Le Cambodge a annoncé mardi avoir engagé une procédure de conciliation obligatoire en vertu du droit international afin de résoudre un litige frontalier maritime de longue date avec la Thaïlande, précisant en avoir informé les Nations Unies et Bangkok.
Cette initiative fait suite à la décision du gouvernement thaïlandais, le mois dernier, de résilier unilatéralement un accord de 2001 avec le Cambodge. Ce texte fournissait un cadre de négociation pour la zone contestée du golfe de Thaïlande, où les revendications maritimes des deux pays se chevauchent.
‘Nous avons franchi cette étape pour protéger la souveraineté et les droits maritimes du Cambodge, conformément au droit international’, a déclaré le Premier ministre cambodgien Hun Manet.
Le Premier ministre thaïlandais Anutin Charnvirakul, qui avait fait de l’annulation du pacte de 2001 un axe de sa campagne électorale en février, a affirmé ne pas avoir été informé de l’engagement de cette procédure par le Cambodge.
‘La Thaïlande n’a pas encore déterminé quand elle donnera suite à cette affaire’, a-t-il déclaré aux journalistes.
La démarche du Cambodge souligne une divergence potentielle entre les deux voisins dans la résolution de leurs vieux contentieux frontaliers, bien que le fragile cessez-le-feu ayant mis fin au conflit frontalier terrestre meurtrier de l’an dernier soit toujours respecté.
300 MILLIARDS DE DOLLARS DE RESSOURCES ÉNERGÉTIQUES
En vertu de la Convention des Nations Unies sur le droit de la mer (CNUDM), une procédure de conciliation obligatoire permet à un panel d’experts indépendants d’examiner un différend et de formuler des recommandations, bien que ses conclusions ne soient contraignantes pour aucune des parties.
La Thaïlande avait précédemment indiqué qu’elle utiliserait la CNUDM comme cadre de référence tout en privilégiant des négociations directes avec le Cambodge sur la délimitation maritime. Anutin a de nouveau fait référence à la CNUDM ce mardi.

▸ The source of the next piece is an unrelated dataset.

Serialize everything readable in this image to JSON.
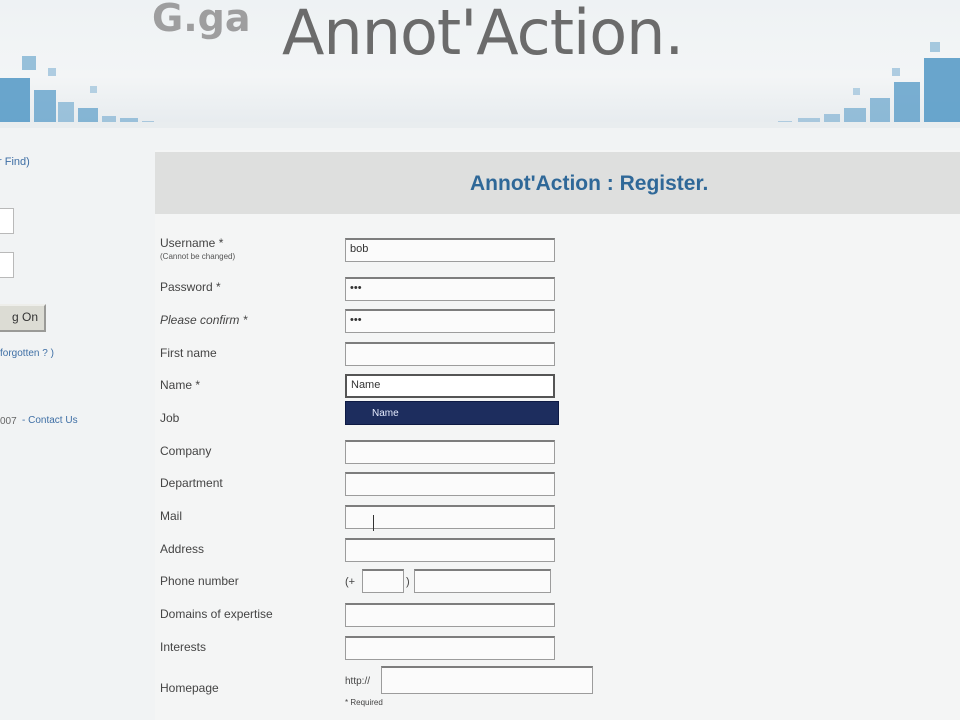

Le litige maritime porte sur environ 26 000 km2 dans le golfe de Thaïlande, une zone de chevauchement des revendications (OCA) qui recèlerait près de 12 000 milliards de pieds cubes de gaz naturel et d’importantes quantités de pétrole, pour une valeur estimée à 300 milliards de dollars.
Le choc pétrolier découlant du conflit iranien a créé une nouvelle urgence pour résoudre ce différend et libérer les ressources énergétiques sous-marines, a confié le ministre cambodgien de l’Energie à Reuters la semaine dernière.
UN PROCESSUS SOUS LA SUPERVISION DU CHEF DE L’ONU
Le Cambodge a nommé le ministre des Affaires étrangères Prak Sokhonn comme agent pour la procédure, aux côtés du diplomate danois Peter Taksøe-Jensen et de l’universitaire français Jean-Marc Thouvenin en tant que conciliateurs, a indiqué le gouvernement dans un communiqué.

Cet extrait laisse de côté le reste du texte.